Le périmètre est plus large qu'on ne le dessine d'habitude : l'infogérant qui détient des comptes d'administration, l'éditeur SaaS qui héberge la base clients, le cabinet de paie, mais aussi l'éditeur d'un logiciel mis à jour automatiquement chez vous, et le sous-traitant de rang deux que vous ne connaissez pas. Une compromission qui arrive par l'un d'eux reste une attaque de la chaîne d'approvisionnement, que le vecteur soit un contrat ou une dépendance logicielle. Le pilier sur les attaques supply chain décrit les deux familles ; le TPRM répond à la première, et la seconde relève du SBOM, qu'aucun formulaire ne remplace.

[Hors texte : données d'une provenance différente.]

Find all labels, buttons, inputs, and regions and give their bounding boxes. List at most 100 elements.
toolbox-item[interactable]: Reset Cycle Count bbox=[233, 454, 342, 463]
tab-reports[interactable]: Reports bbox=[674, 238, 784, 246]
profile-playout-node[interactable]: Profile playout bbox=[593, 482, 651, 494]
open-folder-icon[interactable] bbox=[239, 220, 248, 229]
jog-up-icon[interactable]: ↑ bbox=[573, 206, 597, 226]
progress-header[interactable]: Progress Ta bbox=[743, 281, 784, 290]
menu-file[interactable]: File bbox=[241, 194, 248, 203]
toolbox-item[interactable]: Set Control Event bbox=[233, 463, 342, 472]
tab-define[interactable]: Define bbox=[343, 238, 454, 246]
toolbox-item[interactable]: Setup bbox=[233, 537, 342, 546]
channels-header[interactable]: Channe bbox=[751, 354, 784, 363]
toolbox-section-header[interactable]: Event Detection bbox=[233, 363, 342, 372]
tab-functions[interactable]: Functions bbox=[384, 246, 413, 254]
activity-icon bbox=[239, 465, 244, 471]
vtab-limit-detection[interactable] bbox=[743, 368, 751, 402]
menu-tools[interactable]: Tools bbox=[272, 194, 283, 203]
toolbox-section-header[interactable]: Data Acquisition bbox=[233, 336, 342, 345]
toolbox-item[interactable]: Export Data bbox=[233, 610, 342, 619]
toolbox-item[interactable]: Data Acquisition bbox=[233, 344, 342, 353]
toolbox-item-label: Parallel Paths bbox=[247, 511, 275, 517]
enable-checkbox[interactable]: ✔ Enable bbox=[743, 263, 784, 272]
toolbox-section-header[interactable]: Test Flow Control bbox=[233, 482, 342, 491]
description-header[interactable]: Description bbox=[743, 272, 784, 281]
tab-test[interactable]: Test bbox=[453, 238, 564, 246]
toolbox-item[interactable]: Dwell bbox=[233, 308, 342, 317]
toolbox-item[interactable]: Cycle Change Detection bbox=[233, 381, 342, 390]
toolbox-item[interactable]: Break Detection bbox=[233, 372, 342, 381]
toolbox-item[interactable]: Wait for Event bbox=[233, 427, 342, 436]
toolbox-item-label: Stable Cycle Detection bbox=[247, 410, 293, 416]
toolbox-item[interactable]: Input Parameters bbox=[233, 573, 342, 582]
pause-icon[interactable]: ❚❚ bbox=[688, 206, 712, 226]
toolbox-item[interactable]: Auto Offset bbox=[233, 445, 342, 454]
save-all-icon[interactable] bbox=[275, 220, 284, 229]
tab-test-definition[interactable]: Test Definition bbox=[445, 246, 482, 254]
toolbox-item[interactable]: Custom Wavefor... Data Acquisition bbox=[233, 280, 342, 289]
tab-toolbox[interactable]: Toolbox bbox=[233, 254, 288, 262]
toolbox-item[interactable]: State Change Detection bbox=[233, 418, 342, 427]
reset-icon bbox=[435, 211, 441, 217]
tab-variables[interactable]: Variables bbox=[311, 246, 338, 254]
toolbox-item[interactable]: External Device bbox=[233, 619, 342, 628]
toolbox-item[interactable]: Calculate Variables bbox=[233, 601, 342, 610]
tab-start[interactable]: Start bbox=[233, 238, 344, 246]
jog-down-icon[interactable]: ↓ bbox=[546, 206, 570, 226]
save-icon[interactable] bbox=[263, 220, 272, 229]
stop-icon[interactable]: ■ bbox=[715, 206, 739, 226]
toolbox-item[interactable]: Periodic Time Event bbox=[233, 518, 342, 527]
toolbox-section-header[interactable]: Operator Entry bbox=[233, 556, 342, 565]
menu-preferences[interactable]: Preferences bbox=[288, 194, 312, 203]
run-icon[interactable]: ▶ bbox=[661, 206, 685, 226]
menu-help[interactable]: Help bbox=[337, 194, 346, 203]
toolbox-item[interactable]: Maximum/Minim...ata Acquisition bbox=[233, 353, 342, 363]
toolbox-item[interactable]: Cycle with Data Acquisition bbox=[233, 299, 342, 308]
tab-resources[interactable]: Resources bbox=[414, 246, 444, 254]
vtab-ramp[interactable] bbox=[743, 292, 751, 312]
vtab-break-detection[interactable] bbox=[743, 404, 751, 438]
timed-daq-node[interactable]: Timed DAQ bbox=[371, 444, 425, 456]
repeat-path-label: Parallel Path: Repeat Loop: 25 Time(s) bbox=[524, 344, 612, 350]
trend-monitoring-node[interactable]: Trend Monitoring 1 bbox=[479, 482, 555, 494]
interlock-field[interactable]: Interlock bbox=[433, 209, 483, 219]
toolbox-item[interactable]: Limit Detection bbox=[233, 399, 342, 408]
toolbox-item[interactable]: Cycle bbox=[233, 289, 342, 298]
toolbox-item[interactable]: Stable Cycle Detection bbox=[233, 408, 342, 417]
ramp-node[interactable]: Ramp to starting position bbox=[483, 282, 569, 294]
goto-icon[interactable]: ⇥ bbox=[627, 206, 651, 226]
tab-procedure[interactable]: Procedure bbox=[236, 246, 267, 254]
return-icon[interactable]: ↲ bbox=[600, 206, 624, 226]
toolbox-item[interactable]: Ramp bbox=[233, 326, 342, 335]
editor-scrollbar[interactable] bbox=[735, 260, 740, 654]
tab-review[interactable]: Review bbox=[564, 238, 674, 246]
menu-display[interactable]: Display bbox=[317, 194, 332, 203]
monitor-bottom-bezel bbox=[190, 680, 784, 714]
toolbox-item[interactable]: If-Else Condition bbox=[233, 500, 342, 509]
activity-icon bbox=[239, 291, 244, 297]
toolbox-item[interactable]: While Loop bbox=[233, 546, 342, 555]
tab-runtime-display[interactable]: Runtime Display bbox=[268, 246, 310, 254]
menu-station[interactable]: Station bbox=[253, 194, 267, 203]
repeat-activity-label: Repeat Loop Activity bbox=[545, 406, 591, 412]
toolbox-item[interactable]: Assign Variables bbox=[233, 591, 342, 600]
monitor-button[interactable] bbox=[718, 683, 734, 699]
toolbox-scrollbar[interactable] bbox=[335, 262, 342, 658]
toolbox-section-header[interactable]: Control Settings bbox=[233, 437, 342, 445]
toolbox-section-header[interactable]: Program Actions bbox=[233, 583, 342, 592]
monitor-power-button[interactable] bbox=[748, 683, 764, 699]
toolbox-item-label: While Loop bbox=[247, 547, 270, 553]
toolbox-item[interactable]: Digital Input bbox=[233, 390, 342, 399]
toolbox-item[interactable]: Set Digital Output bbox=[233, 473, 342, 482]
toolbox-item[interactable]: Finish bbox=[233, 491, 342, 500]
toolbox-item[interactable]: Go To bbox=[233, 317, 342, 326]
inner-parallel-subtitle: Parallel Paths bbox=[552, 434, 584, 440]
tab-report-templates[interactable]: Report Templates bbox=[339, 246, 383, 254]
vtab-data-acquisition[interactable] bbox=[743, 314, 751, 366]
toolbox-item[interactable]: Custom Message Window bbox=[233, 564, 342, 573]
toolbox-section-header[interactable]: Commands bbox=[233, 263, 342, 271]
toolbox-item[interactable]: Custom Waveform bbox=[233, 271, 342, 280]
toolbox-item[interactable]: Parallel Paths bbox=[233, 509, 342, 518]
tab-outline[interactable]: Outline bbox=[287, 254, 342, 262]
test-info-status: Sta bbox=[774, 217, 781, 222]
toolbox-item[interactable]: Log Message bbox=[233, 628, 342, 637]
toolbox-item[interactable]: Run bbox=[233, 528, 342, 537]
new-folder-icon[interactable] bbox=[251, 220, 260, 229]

Inventaire et classification : lesquels de vos tiers peuvent vous faire tomber
L'inventaire se croise à partir de trois sources, parce qu'aucune n'est complète seule : la comptabilité fournisseurs (qui a été payé), les annuaires et journaux d'accès (qui détient un compte, un VPN, une clé d'API), et la surface exposée (quel service tiers est branché sur votre domaine, quel script externe se charge sur votre portail client). La comptabilité rate la relation de fait, comme le matériel prêté par la maison mère à une filiale. Les accès ratent le SaaS payé par carte bancaire par une direction métier. La surface exposée rate tout ce qui n'est pas sur Internet.
Le critère de tri est ensuite le dommage possible, pas le montant facturé. Un prestataire à 800 € par mois qui détient un compte d'administration sur votre Active Directory pèse plus lourd qu'une agence à 50 000 € par an qui ne voit que des communiqués de presse. Quatre questions classent : quelles données le tiers manipule-t-il, quel privilège détient-il chez vous, peut-il interrompre votre activité, et en combien de temps est-il remplaçable. La dernière est celle qu'on oublie, et la seule que DORA a jugé utile de nommer dans un article dédié, le risque de concentration.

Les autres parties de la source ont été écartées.